The major beneficiaries of the current project include the patients that suffer from acute pancreatitis, the consultant intensivists, surgeons and health care professionals that treat the disease and the pharmaceutical industry who are likely to invest in pipeline drug development and clinical trials should this project reach its successful conclusion. Acute pancreatitis is common with an incidence of 1 in 10,000 and mortality of 10%. One-third of these have severe disease, which increases survival to 30%, with median inpatient stays of up to 100 days, thus constituting a significant health care burden. There is no specific therapy for acute pancreatitis and current paradigms of understanding the disease are clearly inadequate. Despite major efforts in recent years, we are far from an imminent cure. However, the current project provides real and tangible promise for the treatment of severe acute pancreatitis in the short term, and all forms of pancreatitis in the long term. This will have a substantial impact on health care economics, especially when one considers that severe acute pancreatitis is the leading cause of hospitalization for all gastroenterological diseases in the USA with an estimated cost of $2.6 billion per year. In the short term, if insulin administration using the hyperinsulinaemic euglycaemic clamp proves to be effective in reducing pancreatitis in mice, then this can be immediately translated to treat patients with severe acute pancreatitis. This is because these patients require critical care and often receive parental nutrition via a central venous line, to prevent excessive stimulation of the pancreas, which makes the hyperinsulinaemic euglycaemic clamp highly amenable to clinical translation. Moreover, the safety record of insulin, and indeed the hyperinsulinaemic euglycaemic clamp, has been well-tested.

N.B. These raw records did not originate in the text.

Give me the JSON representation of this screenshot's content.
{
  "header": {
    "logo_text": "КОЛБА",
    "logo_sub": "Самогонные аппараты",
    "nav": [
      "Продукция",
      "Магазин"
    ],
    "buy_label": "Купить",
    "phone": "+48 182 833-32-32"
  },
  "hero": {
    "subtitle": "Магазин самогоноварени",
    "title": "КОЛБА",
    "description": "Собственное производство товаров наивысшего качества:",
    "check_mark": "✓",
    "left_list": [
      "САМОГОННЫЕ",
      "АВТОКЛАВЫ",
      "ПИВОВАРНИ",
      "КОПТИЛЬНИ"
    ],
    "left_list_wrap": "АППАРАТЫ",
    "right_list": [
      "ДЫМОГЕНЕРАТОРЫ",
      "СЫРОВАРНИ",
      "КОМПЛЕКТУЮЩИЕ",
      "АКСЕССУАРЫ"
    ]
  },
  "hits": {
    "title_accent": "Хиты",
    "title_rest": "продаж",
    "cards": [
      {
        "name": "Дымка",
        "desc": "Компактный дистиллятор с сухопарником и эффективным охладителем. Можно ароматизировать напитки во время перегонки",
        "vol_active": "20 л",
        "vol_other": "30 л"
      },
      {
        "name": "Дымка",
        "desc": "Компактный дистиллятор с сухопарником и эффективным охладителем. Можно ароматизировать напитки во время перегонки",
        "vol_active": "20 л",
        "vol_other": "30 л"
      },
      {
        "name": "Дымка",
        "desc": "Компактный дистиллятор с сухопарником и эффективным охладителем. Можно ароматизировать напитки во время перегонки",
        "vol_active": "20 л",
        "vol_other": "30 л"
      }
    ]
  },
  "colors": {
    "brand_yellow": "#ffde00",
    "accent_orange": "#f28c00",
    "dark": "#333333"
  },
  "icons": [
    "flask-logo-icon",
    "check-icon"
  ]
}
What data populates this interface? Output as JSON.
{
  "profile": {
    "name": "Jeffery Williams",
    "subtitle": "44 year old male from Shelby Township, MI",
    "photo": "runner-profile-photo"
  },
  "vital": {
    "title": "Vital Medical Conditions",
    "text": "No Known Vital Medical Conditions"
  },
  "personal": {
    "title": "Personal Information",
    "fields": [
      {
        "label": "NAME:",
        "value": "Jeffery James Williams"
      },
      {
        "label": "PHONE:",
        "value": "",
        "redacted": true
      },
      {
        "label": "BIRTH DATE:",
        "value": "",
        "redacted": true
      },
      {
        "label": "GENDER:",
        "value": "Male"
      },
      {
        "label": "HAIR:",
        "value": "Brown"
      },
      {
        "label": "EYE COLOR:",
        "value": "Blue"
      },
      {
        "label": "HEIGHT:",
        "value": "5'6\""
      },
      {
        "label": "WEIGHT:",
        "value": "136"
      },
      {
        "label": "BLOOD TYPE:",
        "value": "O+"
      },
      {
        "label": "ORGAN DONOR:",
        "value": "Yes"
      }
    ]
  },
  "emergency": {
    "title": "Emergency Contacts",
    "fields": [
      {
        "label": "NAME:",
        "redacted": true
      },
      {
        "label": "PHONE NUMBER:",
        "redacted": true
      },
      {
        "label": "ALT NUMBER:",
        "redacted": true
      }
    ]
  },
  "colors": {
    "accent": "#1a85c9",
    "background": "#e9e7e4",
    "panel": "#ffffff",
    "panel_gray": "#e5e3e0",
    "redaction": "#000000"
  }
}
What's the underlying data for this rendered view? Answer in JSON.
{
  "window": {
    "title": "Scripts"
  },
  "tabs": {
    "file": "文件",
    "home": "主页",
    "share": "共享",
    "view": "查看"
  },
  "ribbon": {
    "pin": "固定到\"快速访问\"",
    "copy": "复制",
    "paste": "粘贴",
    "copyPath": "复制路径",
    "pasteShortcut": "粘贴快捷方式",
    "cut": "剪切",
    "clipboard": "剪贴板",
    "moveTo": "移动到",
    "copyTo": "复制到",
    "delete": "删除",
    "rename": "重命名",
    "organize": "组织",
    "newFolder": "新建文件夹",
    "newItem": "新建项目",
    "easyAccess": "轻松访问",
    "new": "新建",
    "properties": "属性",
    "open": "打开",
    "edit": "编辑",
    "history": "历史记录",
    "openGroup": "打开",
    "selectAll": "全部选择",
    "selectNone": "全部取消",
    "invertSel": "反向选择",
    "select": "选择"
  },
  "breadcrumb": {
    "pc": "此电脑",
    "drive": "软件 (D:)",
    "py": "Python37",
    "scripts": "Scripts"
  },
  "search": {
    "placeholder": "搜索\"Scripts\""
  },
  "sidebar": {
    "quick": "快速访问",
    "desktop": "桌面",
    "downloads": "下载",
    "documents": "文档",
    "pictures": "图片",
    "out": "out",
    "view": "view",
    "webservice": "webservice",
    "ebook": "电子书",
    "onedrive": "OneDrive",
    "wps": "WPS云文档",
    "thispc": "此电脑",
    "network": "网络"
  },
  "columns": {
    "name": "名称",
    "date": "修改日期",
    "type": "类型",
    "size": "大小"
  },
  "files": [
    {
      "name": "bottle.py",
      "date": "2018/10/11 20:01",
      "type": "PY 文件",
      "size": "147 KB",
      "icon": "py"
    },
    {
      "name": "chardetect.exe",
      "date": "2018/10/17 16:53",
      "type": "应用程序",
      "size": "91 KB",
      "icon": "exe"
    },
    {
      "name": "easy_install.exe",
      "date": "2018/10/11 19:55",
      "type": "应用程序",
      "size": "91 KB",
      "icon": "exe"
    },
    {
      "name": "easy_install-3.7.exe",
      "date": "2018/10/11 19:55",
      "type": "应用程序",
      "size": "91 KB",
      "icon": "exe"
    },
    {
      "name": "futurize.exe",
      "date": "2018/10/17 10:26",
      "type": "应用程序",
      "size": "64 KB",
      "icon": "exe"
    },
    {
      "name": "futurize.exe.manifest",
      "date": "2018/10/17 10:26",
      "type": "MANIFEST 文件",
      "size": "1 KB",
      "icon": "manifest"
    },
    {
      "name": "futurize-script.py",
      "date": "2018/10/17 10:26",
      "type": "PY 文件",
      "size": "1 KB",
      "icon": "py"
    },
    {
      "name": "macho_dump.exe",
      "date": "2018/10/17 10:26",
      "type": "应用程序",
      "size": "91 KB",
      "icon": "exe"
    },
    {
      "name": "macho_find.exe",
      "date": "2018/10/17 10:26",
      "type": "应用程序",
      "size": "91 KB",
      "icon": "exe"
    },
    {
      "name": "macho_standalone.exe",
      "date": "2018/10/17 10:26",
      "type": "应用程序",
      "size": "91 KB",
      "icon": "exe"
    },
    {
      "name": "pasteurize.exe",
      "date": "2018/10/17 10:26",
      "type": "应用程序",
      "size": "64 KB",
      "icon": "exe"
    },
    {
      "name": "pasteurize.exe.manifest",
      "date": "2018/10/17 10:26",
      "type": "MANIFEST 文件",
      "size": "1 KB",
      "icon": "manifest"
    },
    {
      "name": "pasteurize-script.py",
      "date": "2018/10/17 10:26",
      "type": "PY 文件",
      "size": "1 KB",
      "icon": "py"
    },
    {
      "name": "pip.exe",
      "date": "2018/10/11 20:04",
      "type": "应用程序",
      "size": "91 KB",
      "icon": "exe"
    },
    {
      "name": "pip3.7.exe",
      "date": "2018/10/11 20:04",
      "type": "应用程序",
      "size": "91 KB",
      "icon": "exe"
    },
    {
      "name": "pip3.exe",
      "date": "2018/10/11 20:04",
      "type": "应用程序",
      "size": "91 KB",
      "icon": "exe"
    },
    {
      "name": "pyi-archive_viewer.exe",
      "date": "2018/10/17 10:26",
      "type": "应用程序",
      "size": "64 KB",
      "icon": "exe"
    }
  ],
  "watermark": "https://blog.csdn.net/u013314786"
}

Concomitant to the current basic scientific study, we will pursue parallel clinical studies, initially in the form of a robust translational evaluation of the role of endogenous insulin and glucose in the modulation of disease severity. This will involve taking regular blood samples from patients with acute pancreatitis to assess whether there is any correlation between the concentration of insulin, glucose, fatty acids or incretins with severity of disease. In addition, we will also carry out a retrospective case-control clinical assessment of the benefits of insulin treatment, used to treat sepsis secondary to clinical pancreatitis, matched with those patients with acute pancreatitis but without sepsis and thus not receiving insulin. Therefore, it is hoped that these initial clinical studies combined with a successful outcome from the insulin-clamp/caerulein-pancreatitis experiments in mice (SpAim 3), will provide substantive support for conducting a randomised controlled clinical trial, comparing all forms of severe acute pancreatitis with insulin therapy using the hyperinsulinaemic euglycaemic clamp versus those without.
In the longer term, dissection of the specific signalling and metabolic pathways responsible for this insulin protection could lead to the realistic discovery of novel specific insulin-mimetics for the treatment of pancreatitis without the deleterious effects of systemic insulin or the logistical difficulties controlling blood glucose. Such drugs might also be expanded to treat patients with mild to moderate pancreatitis. Furthermore, the metabolism-PMCA axis may provide a novel locus for potential therapeutic intervention, for a variety of other diseases, in which impaired metabolism and cytosolic calcium overload are critical pathological events. These include ischaemic diseases and cancer. Such a spin-off project is already underway in our laboratory on pancreatic cancer funded by the Pancreatic Cancer Research Fund (PCRF). This provides tangible evidence that this project has the potential to generate important new knowledge with real clinical potential.